James Norton attended the last edition of LFF interviewing with Pietro Marcello director of "Martin Eden"

New Italian movies at the London Film Festival: memorable characters between history and fiction

 

The BFI London Film Festival last month included a showcase of the best recent Italian cinema. The most interesting new feature was directed by Pietro Marcello, whose mysterious essay films mixing archive footage and documentary of colorful social outcasts have a cult following, now making a more mainstream fiction debut with Martin Eden, which transposes to modern Naples Jack London’s classic and prophetic novel of the rise and fall of a radical young writer, played by Luca Marinelli (picture above).

Pietro Marcello explained in a bilingual interview that he wanted to make “a hybrid film, part popular and part experimental, era una scomessa, un film per i giovani, un film di educazione sentimentale ma anche un film politico.

The film combines archive film of the turbulent and maritime history of Naples with a dreamlike recent past based on the look of Neorealismo Rosa films, and Martin Eden’s trajectory in this history of our time from poverty and anarchism to bestselling success as a populist demagogue reveals a contemporary relevance with “l’Europa spaccata, con il sovranismo, la Brexit, Salvini, Johnson e Trump. Oggi tutti parlono di fascismo come si fosse una cosa normale, invece tutto assurdo, questo è il corso e ricorso del tempo. Martin Eden è un personaggio moderno, figlio del nostro tempo, è come un rock star.

Veteran director Marco Bellocchio was back with another solid epic from the dark pages of Italian history, having previously portrayed the kidnapping of Aldo Moro and the love life of Mussolini, Il traditore is the story of Mafia informant Tommaso Buscetta, a perfectly cast Pierfrancesco Favino, whose experience of the Sicilian wars of the 1980s and his evidence after returning from exile in Brazil led to the Maxi Trial in which hundreds of mafiosi were jailed and the murders of judges Falcone and Borsellino. Bellocchio stages these great historical scenes with rather plodding accuracy, and when he does attempt cinematic originality, such as showing Falcone being blown up from inside his car, the effect is of bad taste.

Buscetta appears for real and these tragic events are covered far more effectively in Kim Longinotto’s documentary Shooting the Mafia, meaning in this sense the “archive of blood” created by fearless photojournalist and activist Letizia Battaglia, now 84 years old, who for decades has documented the Mafia slaughter in Palermo and campaigned for the revival of her city. A memorable portrait of a magnificent character, the tumultuous times she has lived through and the shocking pictures she has taken.

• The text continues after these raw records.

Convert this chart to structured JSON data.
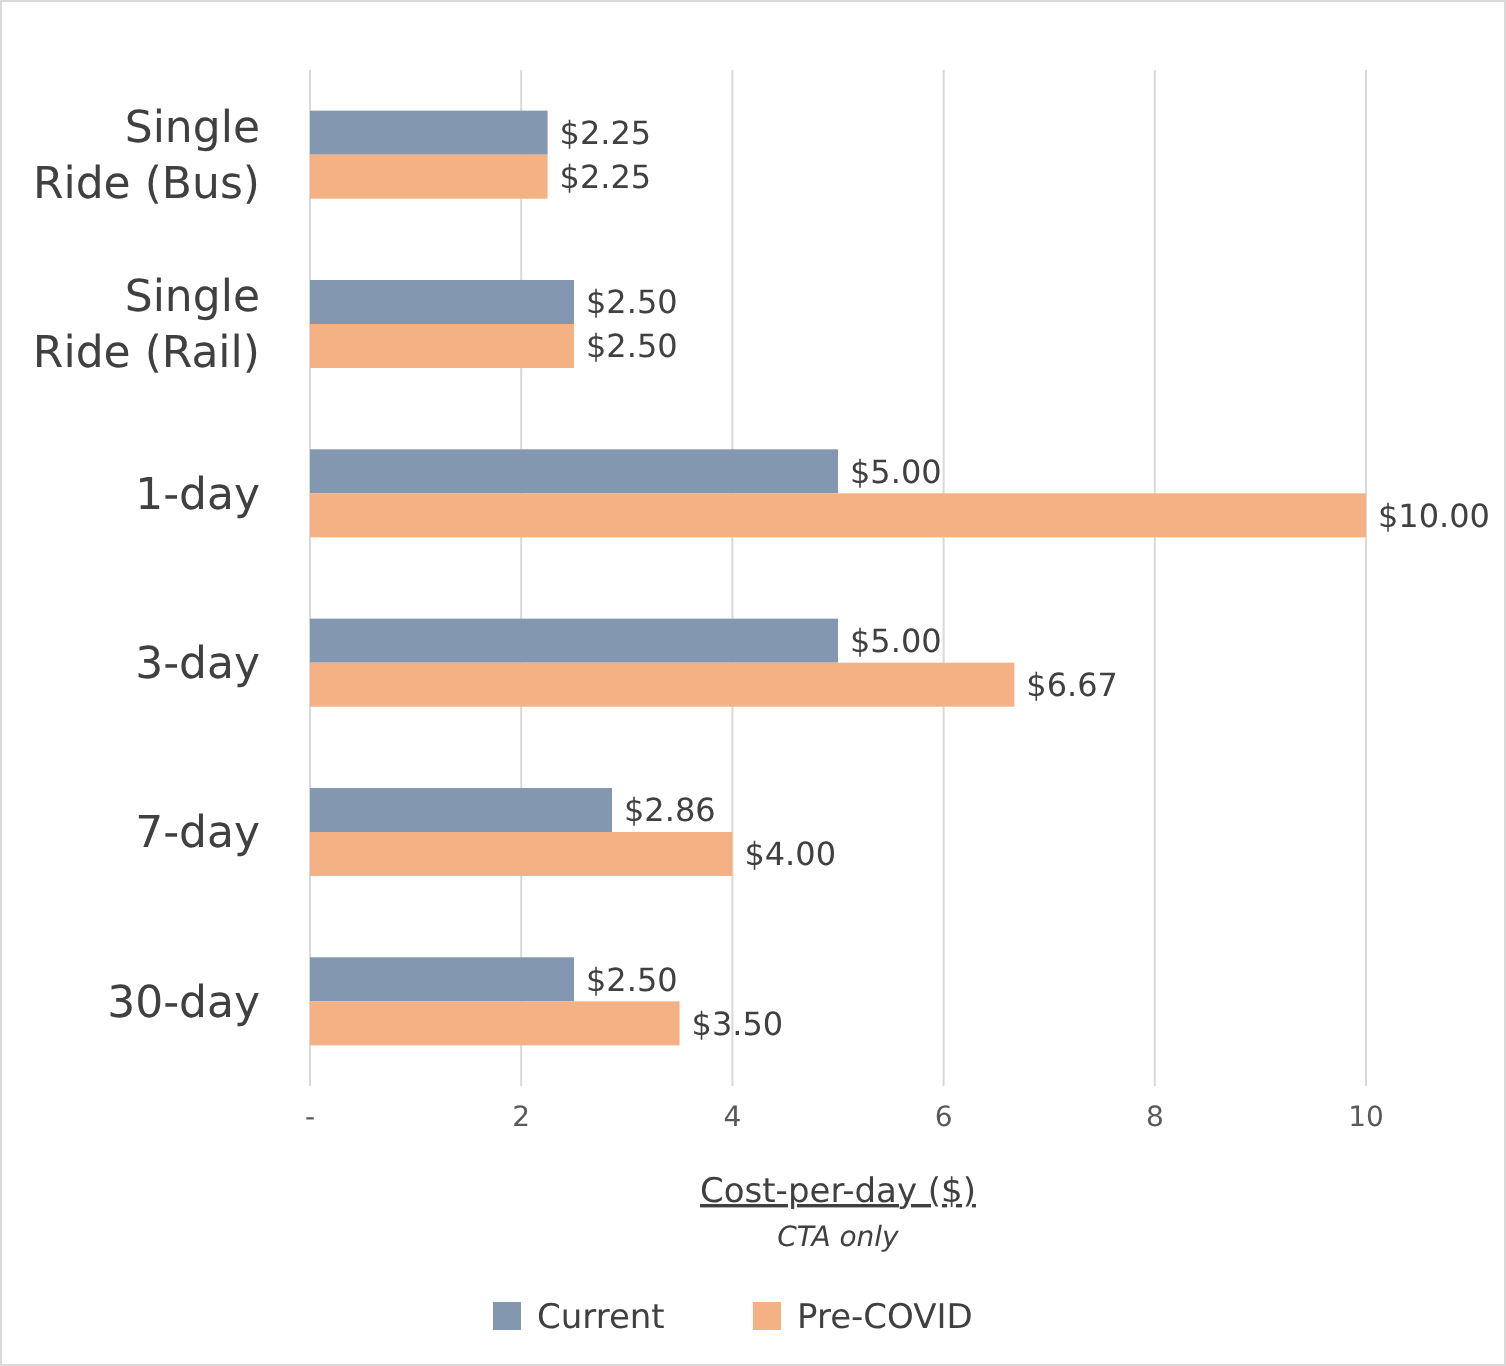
{
  "chart_data": {
    "type": "bar",
    "orientation": "horizontal",
    "categories": [
      "Single\nRide (Bus)",
      "Single\nRide (Rail)",
      "1-day",
      "3-day",
      "7-day",
      "30-day"
    ],
    "series": [
      {
        "name": "Current",
        "color": "#8497b0",
        "values": [
          2.25,
          2.5,
          5,
          5,
          2.86,
          2.5
        ],
        "value_labels": [
          "$2.25",
          "$2.50",
          "$5.00",
          "$5.00",
          "$2.86",
          "$2.50"
        ]
      },
      {
        "name": "Pre-COVID",
        "color": "#f4b183",
        "values": [
          2.25,
          2.5,
          10,
          6.67,
          4,
          3.5
        ],
        "value_labels": [
          "$2.25",
          "$2.50",
          "$10.00",
          "$6.67",
          "$4.00",
          "$3.50"
        ]
      }
    ],
    "xlim": [
      0,
      10
    ],
    "xticks": [
      {
        "value": 0,
        "label": "-"
      },
      2,
      4,
      6,
      8,
      10
    ],
    "grid": "x",
    "legend": "bottom",
    "xlabel": "Cost-per-day ($)",
    "annotations": [
      "CTA only"
    ]
  }
}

Another fiery old lady is subject of another fine documentary La scomparsa di mia madre, in which director Beniamino Barrese attempts to capture on film his reluctant and cantankerous mother Benedetta Barzini, whose career evolved from legendary New York model in the 1960s to radical feminist to her current eminence deconstructing the fashion industry with lacerating brilliance to students in Milan. This angry and affectionate game of evasion with her camera-toting son who wishes to reclaim the image of his fleeing mother suggests that we can escape others but we can never disappear from ourselves.

Back to the mafia and back to Naples for La paranza dei bambini, its English title the more threatening Piranhas, based on Roberto Saviano’s novel of teenaged camorristi. Director Claudio Giovannesi previously made episodes of the superb television series Gomorra, to which this could be seen as a successful spinoff, sharing the same production values, terrific performances and panorama of criminal society.

One of the most topical and inspiring films in the festival was another excellent documentary, The Valley, a French-Italian co-production directed by the Portuguese Nuno Escudiero, about a multinational community of activists on the border north of Ventimiglia and Menton providing humanitarian and legal aid to the stream of African migrants in the increasingly militarised rural valley that lies in their path, a film that advocates and finds surprising reserves of sympathy and tolerance that contradicts the inflammatory rhetoric of the debate around immigration.